Progress in Melanoma Treatment
Although progress didn’t grow in leaps and bounds this year, there were some notable events. The most significant happened in melanoma, with two new drugs hitting the market after a dearth of more than two decades.
The first one, Yervoy, approved for unresectable or metastatic melanoma in the US in March, and in the EU in July, was approved based on results which demonstrated a 10 month extension in median overall survival (OS).
Then in August, Zelboraf was approved for metastatic melanoma in the US. At the time of approval, OS has not been reached in those patients on the Zelboraf arm (OS in the chemo arm was 7.9 months), however risk of death was reduced by 56%. This figure shouldn’t be belittled, but it’s a far cry from 100%.
And 40 years after the war on cancer fired its first shots, should we really be measuring success, even in metastatic disease, in months? Shouldn’t the yardstick be years by now?
Shifts in Regulatory Approval Criteria
There is one area in which the yardstick was permanently changed this year: the measure by which regulators are assessing success in clinical trials. When once proof of a progression free survival (PFS) advantage was often enough for approval, it is no longer sufficient — now you must show an OS advantage.
Need convincing? Just look at the example of Avastin in breast cancer in the US. Conditionally approved on the basis of strong PFS evidence, it was revoked based on Roche and Genentech’s inability to prove a survival basis.

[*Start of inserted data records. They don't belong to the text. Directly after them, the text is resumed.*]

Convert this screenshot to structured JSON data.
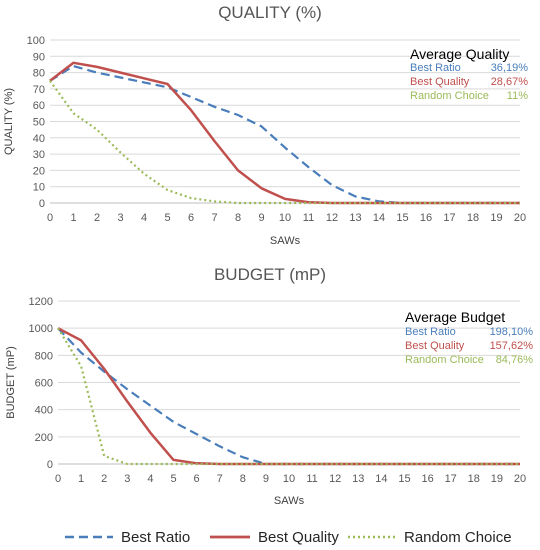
{
  "chart_data": [
    {
      "type": "line",
      "title": "QUALITY (%)",
      "xlabel": "SAWs",
      "ylabel": "QUALITY (%)",
      "ylim": [
        0,
        100
      ],
      "yticks": [
        0,
        10,
        20,
        30,
        40,
        50,
        60,
        70,
        80,
        90,
        100
      ],
      "xlim": [
        0,
        20
      ],
      "x": [
        0,
        1,
        2,
        3,
        4,
        5,
        6,
        7,
        8,
        9,
        10,
        11,
        12,
        13,
        14,
        15,
        16,
        17,
        18,
        19,
        20
      ],
      "grid": "horizontal",
      "series": [
        {
          "name": "Best Ratio",
          "color": "#4a7ebb",
          "dash": "dashed",
          "values": [
            75,
            84,
            80,
            77,
            74,
            71,
            65,
            59,
            54,
            47,
            34,
            22,
            11,
            4,
            1,
            0,
            0,
            0,
            0,
            0,
            0
          ]
        },
        {
          "name": "Best Quality",
          "color": "#c0504d",
          "dash": "solid",
          "values": [
            75,
            86,
            83.5,
            80,
            76.5,
            73,
            57,
            38,
            20,
            9,
            2.5,
            0.5,
            0,
            0,
            0,
            0,
            0,
            0,
            0,
            0,
            0
          ]
        },
        {
          "name": "Random Choice",
          "color": "#9bbb59",
          "dash": "dotted",
          "values": [
            75,
            55,
            45,
            31,
            18,
            8,
            3,
            1,
            0,
            0,
            0,
            0,
            0,
            0,
            0,
            0,
            0,
            0,
            0,
            0,
            0
          ]
        }
      ],
      "annotation": {
        "heading": "Average Quality",
        "rows": [
          {
            "label": "Best Ratio",
            "value": "36,19%",
            "color": "#4a7ebb"
          },
          {
            "label": "Best Quality",
            "value": "28,67%",
            "color": "#c0504d"
          },
          {
            "label": "Random Choice",
            "value": "11%",
            "color": "#9bbb59"
          }
        ]
      }
    },
    {
      "type": "line",
      "title": "BUDGET (mP)",
      "xlabel": "SAWs",
      "ylabel": "BUDGET (mP)",
      "ylim": [
        0,
        1200
      ],
      "yticks": [
        0,
        200,
        400,
        600,
        800,
        1000,
        1200
      ],
      "xlim": [
        0,
        20
      ],
      "x": [
        0,
        1,
        2,
        3,
        4,
        5,
        6,
        7,
        8,
        9,
        10,
        11,
        12,
        13,
        14,
        15,
        16,
        17,
        18,
        19,
        20
      ],
      "grid": "horizontal",
      "series": [
        {
          "name": "Best Ratio",
          "color": "#4a7ebb",
          "dash": "dashed",
          "values": [
            1000,
            820,
            680,
            550,
            430,
            310,
            220,
            130,
            50,
            0,
            0,
            0,
            0,
            0,
            0,
            0,
            0,
            0,
            0,
            0,
            0
          ]
        },
        {
          "name": "Best Quality",
          "color": "#c0504d",
          "dash": "solid",
          "values": [
            1000,
            910,
            700,
            460,
            230,
            30,
            5,
            0,
            0,
            0,
            0,
            0,
            0,
            0,
            0,
            0,
            0,
            0,
            0,
            0,
            0
          ]
        },
        {
          "name": "Random Choice",
          "color": "#9bbb59",
          "dash": "dotted",
          "values": [
            1000,
            720,
            60,
            0,
            0,
            0,
            0,
            0,
            0,
            0,
            0,
            0,
            0,
            0,
            0,
            0,
            0,
            0,
            0,
            0,
            0
          ]
        }
      ],
      "annotation": {
        "heading": "Average Budget",
        "rows": [
          {
            "label": "Best Ratio",
            "value": "198,10%",
            "color": "#4a7ebb"
          },
          {
            "label": "Best Quality",
            "value": "157,62%",
            "color": "#c0504d"
          },
          {
            "label": "Random Choice",
            "value": "84,76%",
            "color": "#9bbb59"
          }
        ]
      }
    }
  ],
  "legend": {
    "placement": "bottom",
    "items": [
      {
        "label": "Best Ratio",
        "color": "#4a7ebb",
        "dash": "dashed"
      },
      {
        "label": "Best Quality",
        "color": "#c0504d",
        "dash": "solid"
      },
      {
        "label": "Random Choice",
        "color": "#9bbb59",
        "dash": "dotted"
      }
    ]
  }
}
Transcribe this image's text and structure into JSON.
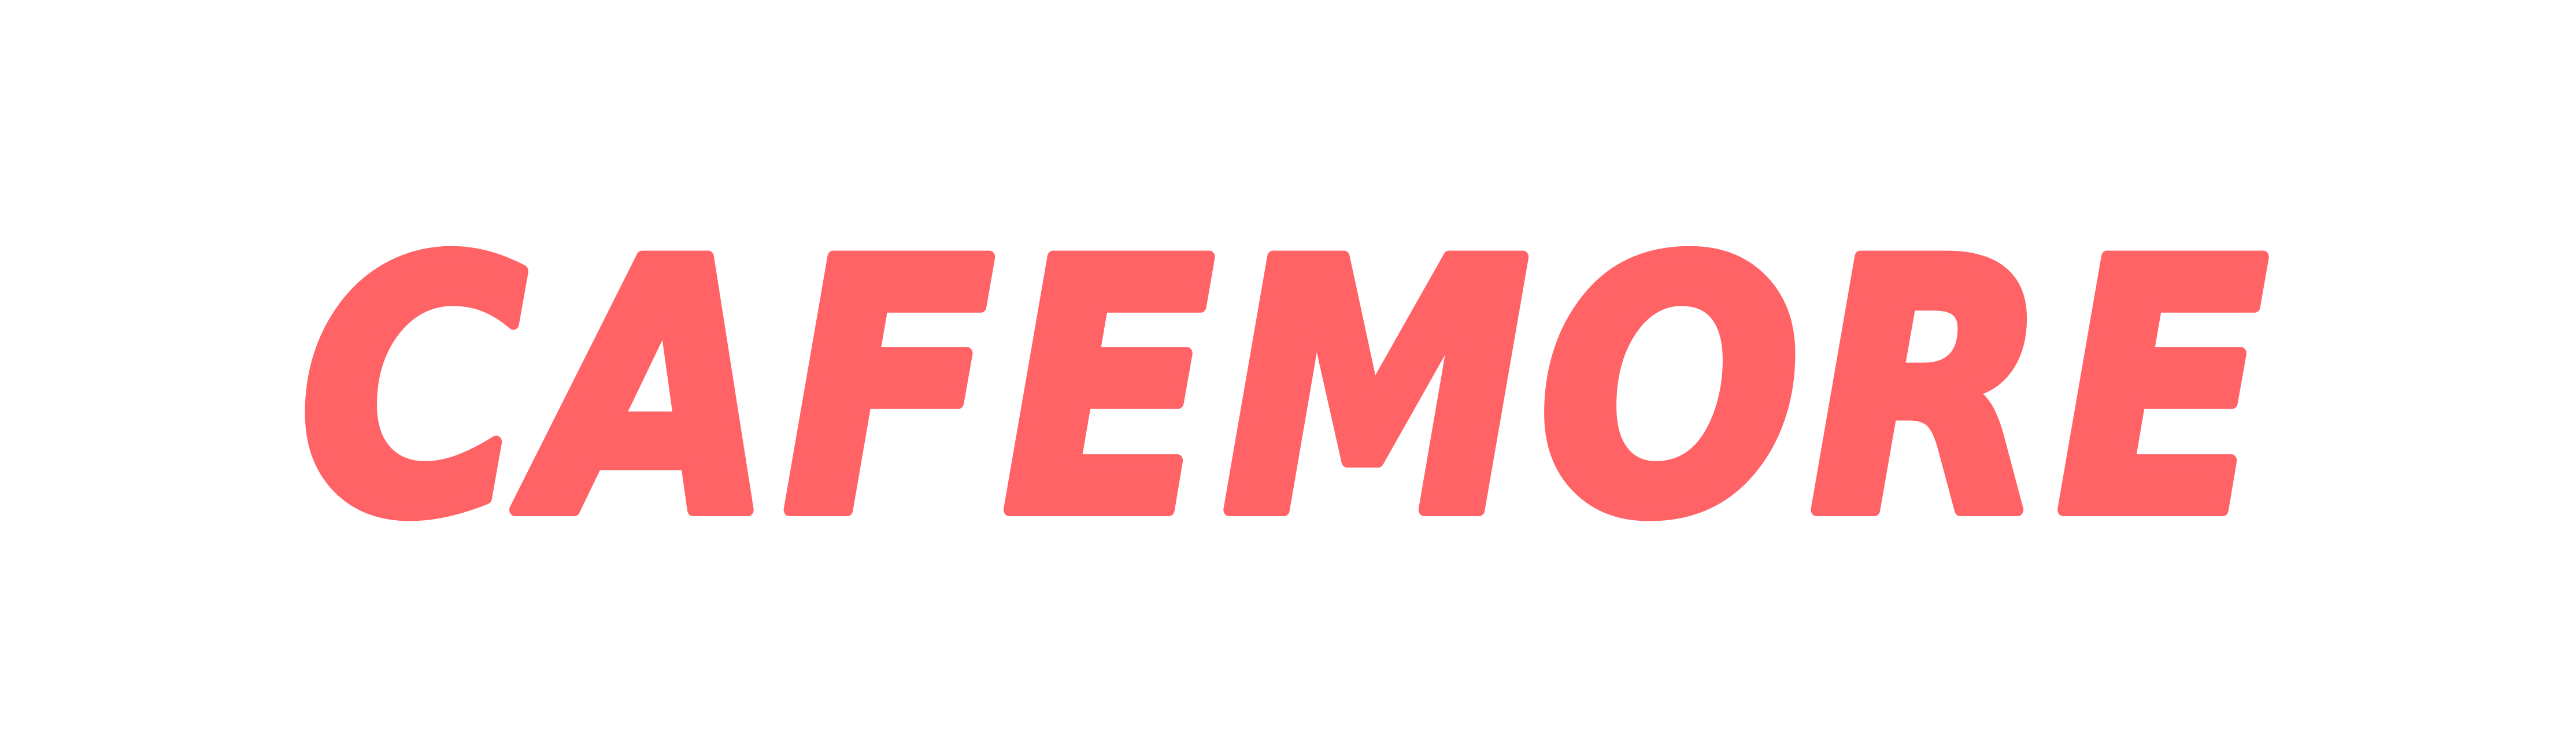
{
  "logo": {
    "text": "CAFEMORE",
    "color": "#FF6366"
  },
  "background_color": "#FFFFFF"
}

But it’s Not Just Approvers Who Need Proof
It’s not only approvers who are demanding proof of a survival advantage, but reimbursers as well. This is particularly true in Germany, where the introduction of AMNOG has drastically changed the pharma landscape from that of ‘anything goes’, to that of ‘restrictions and conditions’. If a company wants free pricing for a new innovative drug, they must prove that it has an advantage in terms of patient-related outcomes over existing, marketed treatments.
As an extension in OS is one significant way to meet the patient-related outcomes requirement, those looking for advantageous pricing in Germany must ensure that they have solid OS data or, if OS data is not mature at the time of submission, they must prove a correlation between PFS data and OS data.
Drug manufacturers are already taking heed of the emphasis on OS data. Just recently, AstraZeneca announced that it was scrapping its Olaparib development programme in Ovarian cancer as results showed that promising progression-free survival (PFS) data will not translate to positive OS data.
What are the ramifications of this emphasis on survival? Will it increase innovation? Will it keep subpar medicines from entering the market? Will we finally assess achievement in years and not months? In any case, I know when 2012 comes to an end, I will look back at the year with even greater anticipation than normal.